Anton Kopylov

Why I Built LlmLogs

Most Rails apps that use LLMs start with something simple: call a model, get a response, save the result.

That works until it doesn’t.

At some point I wanted to answer basic questions and realized the answers were scattered across logs, database rows, console history, and memory:

  • Which prompt produced this result?
  • Which model did it use?
  • How many tokens did it cost?
  • Did the failure happen in the main request or inside a nested tool call?
  • Did the prompt change since the last good run?
  • Can I replay the reasoning path without reading raw application logs?

So I built LlmLogs: a mountable Rails engine for LLM tracing and prompt management.

It is not a hosted observability product. It is closer to the thing I wanted inside my own Rails apps: install a gem, mount an engine, and get enough visibility to debug real LLM workflows.

The core idea: traces and spans

The main abstraction is familiar if you have used application tracing before.

A trace is one logical operation:

LlmLogs.trace("strategy_analysis", metadata: { strategy_id: 42 }) do
  chat = RubyLLM.chat(model: "anthropic/claude-sonnet-4")
  chat.ask("Analyze this strategy...")
end

Every LLM call inside that block becomes a span. Nested work can become nested spans:

LlmLogs.trace("full_pipeline") do
  chat.ask("Step 1...")

  LlmLogs.trace("risk_assessment") do
    chat.ask("What are the risks?")
  end
end

The engine also auto-instruments ruby_llm, so a lot of calls get captured without wrapping every line manually.

Each span records the pieces I usually need when debugging:

  • provider and model
  • input messages
  • output content
  • input, output, and cached token counts
  • duration
  • errors
  • custom metadata
  • tool calls as child spans

The goal is not to collect everything forever. The goal is to make a failing or surprising AI workflow inspectable while I still remember what I was trying to build.

Prompt management belongs next to traces

Tracing alone was not enough. In LLM apps, the prompt is part of the code.

If a result changes, the first question is often not “did the code change?” but “did the prompt change?”

LlmLogs has a prompt model with versioned content. Prompts can be stored as Mustache templates, rendered with variables, and rolled back when needed:

prompt = LlmLogs::Prompt.load("strategy-analysis")
params = prompt.build(
  app_name: "Tradebot",
  strategy_name: "Momentum Alpha",
  timeframe: "4h"
)

Every save creates a new version. Previous versions stay intact. That means a trace can point back to the prompt version that produced it, instead of just showing “whatever the prompt happens to be today.”

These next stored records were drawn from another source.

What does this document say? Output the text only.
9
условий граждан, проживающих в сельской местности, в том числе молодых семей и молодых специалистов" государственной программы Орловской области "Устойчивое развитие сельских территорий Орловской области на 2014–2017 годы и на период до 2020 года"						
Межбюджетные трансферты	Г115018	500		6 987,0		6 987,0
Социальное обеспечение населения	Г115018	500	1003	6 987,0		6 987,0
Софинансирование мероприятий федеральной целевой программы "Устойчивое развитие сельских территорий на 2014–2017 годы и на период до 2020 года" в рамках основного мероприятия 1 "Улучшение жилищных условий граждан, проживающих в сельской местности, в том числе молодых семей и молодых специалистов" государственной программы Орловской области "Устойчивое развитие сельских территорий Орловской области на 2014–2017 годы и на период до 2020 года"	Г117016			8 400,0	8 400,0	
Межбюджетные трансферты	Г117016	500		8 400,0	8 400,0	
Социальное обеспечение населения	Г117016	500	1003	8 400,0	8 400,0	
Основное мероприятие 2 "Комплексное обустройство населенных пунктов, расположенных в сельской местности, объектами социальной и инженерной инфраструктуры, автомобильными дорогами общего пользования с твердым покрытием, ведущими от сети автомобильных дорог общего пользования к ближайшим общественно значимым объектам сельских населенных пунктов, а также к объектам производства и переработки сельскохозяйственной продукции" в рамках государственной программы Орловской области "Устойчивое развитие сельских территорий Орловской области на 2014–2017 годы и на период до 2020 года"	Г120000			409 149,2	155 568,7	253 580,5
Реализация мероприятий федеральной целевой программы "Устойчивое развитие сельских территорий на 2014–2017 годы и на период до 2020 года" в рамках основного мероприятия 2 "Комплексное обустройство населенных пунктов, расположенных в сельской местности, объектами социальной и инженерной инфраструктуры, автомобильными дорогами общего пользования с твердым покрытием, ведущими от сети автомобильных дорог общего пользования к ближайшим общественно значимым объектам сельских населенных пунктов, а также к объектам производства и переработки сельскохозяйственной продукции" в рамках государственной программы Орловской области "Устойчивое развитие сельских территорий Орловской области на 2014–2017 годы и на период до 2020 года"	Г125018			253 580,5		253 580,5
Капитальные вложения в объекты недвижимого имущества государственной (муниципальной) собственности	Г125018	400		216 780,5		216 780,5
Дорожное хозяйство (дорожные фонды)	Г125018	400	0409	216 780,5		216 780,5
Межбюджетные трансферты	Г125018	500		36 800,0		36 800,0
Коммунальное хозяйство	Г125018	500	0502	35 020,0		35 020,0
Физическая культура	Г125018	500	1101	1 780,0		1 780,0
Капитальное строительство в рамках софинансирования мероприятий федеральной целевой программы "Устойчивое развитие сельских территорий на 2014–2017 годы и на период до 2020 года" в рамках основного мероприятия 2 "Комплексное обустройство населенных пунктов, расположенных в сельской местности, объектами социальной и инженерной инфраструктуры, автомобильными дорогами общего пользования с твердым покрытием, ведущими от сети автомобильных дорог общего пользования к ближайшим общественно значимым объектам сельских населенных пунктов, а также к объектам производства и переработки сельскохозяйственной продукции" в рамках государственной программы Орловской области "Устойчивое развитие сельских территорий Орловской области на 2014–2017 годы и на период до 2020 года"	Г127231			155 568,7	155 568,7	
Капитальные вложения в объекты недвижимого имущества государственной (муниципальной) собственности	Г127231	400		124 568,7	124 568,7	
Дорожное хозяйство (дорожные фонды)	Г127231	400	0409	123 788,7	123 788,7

There is also a sync task for file-based prompts:

bin/rails llm_logs:prompts:sync

That lets me keep prompts in Markdown files under the app, review them in Git, and still browse/use them through the Rails UI.

Batch jobs need observability too

The newer part of LlmLogs is batch support.

OpenAI’s Responses Batch API is useful when latency does not matter and cost does. But batch workflows introduce a different debugging problem: work is submitted now, completed later, handled by background jobs, and often routed back into application records.

LlmLogs persists each batch request, groups pending requests by purpose and model, submits provider batches, polls for results, and records a trace per request.

A simplified enqueue call looks like this:

LlmLogs::Batch.enqueue(
  purpose: "chat_summary",
  model: "gpt-4.1-mini",
  instructions: "Summarize the conversation in two sentences.",
  input: conversation_text,
  routing: { conversation_id: 42 }
)

Then the app registers a handler for that purpose:

LlmLogs.register_batch_handler("chat_summary", ChatSummaryHandler.new)

The important detail: a request is only marked succeeded after the handler finishes. If the handler fails, the failure remains visible instead of disappearing into a background job log.

That is the kind of boring reliability detail that matters once an LLM feature starts doing useful work.

Why a Rails engine?

I could have made this a separate service. But for my use case, a mountable Rails engine had better tradeoffs.

Most of the data already belongs near the app:

  • application record ids
  • prompt versions
  • background job state
  • user-facing results
  • model metadata

A Rails engine can use the host app’s database, auth boundary, deployment, backups, and background jobs. No extra service to run. No separate dashboard to secure. No SaaS integration required just to inspect my own prompts.

Installation is intentionally Rails-native:

gem "llm_logs"
bin/rails generate llm_logs:install
bin/rails db:migrate

Then mount it:

mount LlmLogs::Engine, at: "/llm_logs"

What I learned building it

The main lesson: LLM observability should be designed around workflow state, not just API calls.

A single model request is rarely the whole story. Real features involve prompts, versions, retries, tools, nested operations, background jobs, and application-specific routing.

The useful dashboard is the one that answers:

“What happened in this product workflow, and why did it produce that result?”

That is what I am trying to make LlmLogs good at.

It is still a small gem, but it already solves a real problem in my own projects: it makes AI features feel less like magic and more like software I can operate.